La récente flambée du prix des engrais, les restrictions à l’importation dues au Mécanisme d’Ajustement Carbone aux Frontières (MACF) - entré dans sa phase finale en janvier dernier – et la guerre en cours au Moyen-Orient avivent l’inquiétude des agriculteur·ice·s conventionnel·le·s en Europe. Même si la plupart auront assez de réserves pour la prochaine campagne de semis, les prochains achats pour le reste de la saison ou l’année prochaine risquent de leur coûter cher. Il n’est donc pas surprenant que l’organisation agricole COPA-COGECA demande désormais la suspension totale du MACF et exige que la sécurité d’approvisionnement figure au cœur du plan d’action sur les engrais de l’UE, que la Commission européenne a prévu de publier au deuxième trimestre 2026.

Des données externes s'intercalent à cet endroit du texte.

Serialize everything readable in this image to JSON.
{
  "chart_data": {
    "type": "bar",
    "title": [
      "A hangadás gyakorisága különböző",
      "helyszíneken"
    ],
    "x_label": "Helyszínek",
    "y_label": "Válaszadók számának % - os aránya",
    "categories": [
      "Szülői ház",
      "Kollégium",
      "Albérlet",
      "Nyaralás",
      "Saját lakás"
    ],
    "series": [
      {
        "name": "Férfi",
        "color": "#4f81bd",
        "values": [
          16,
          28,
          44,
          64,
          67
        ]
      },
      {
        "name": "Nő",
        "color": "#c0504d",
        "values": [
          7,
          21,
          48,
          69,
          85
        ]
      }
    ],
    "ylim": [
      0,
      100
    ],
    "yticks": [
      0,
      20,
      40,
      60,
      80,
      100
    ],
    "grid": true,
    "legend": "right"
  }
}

Or la simple suspension du mécanisme d’ajustement carbone ne permettra pas de surmonter la crise actuelle : le nœud du problème, auquel les leaders de l’UE ne se sont jamais attaqués, réside dans la dépendance de l’agriculture européenne aux engrais produits à partir de combustibles fossiles. Il y a seulement quatre ans, l’invasion massive de l’Ukraine par la Russie a révélé une dynamique similaire : le prix des engrais azotés de synthèse (les plus fréquemment utilisés) est monté en flèche suite à la forte augmentation des prix du gaz fossile nécessaire à leur production. Les agriculteur·ice·s européen·ne·s ont été confronté·e·s à une hausse des prix de 149 % entre septembre 2021 et septembre 2022, bien que les engrais soient restés hors du champ des sanctions de l’UE à l’encontre de la Russie jusqu’en juin 2025. Les producteurs russes sont donc les premiers bénéficiaires de la guerre : alors que les importations d’engrais à partir de la Russie constituaient 17 % des importations totales de l’UE en 2022, cette part a atteint près de 30 % en 2025. Et dans le contexte de crise actuel, la Russie est en position de force pour demander aux États membres d’assouplir les sanctions à son encontre. À l’échelle internationale, les principaux gagnants de la crise de 2022 sont les grands groupes producteurs d’engrais, dont Nutrien, CF Industries, Mosaic et Yara. En moyenne, les neuf principales entreprises du secteur ont accru leurs marges de 36 % par rapport à 2021. Et l’on assiste aujourd’hui à une forte progression des actions boursières de sociétés telles que CF Industries et Nutrien.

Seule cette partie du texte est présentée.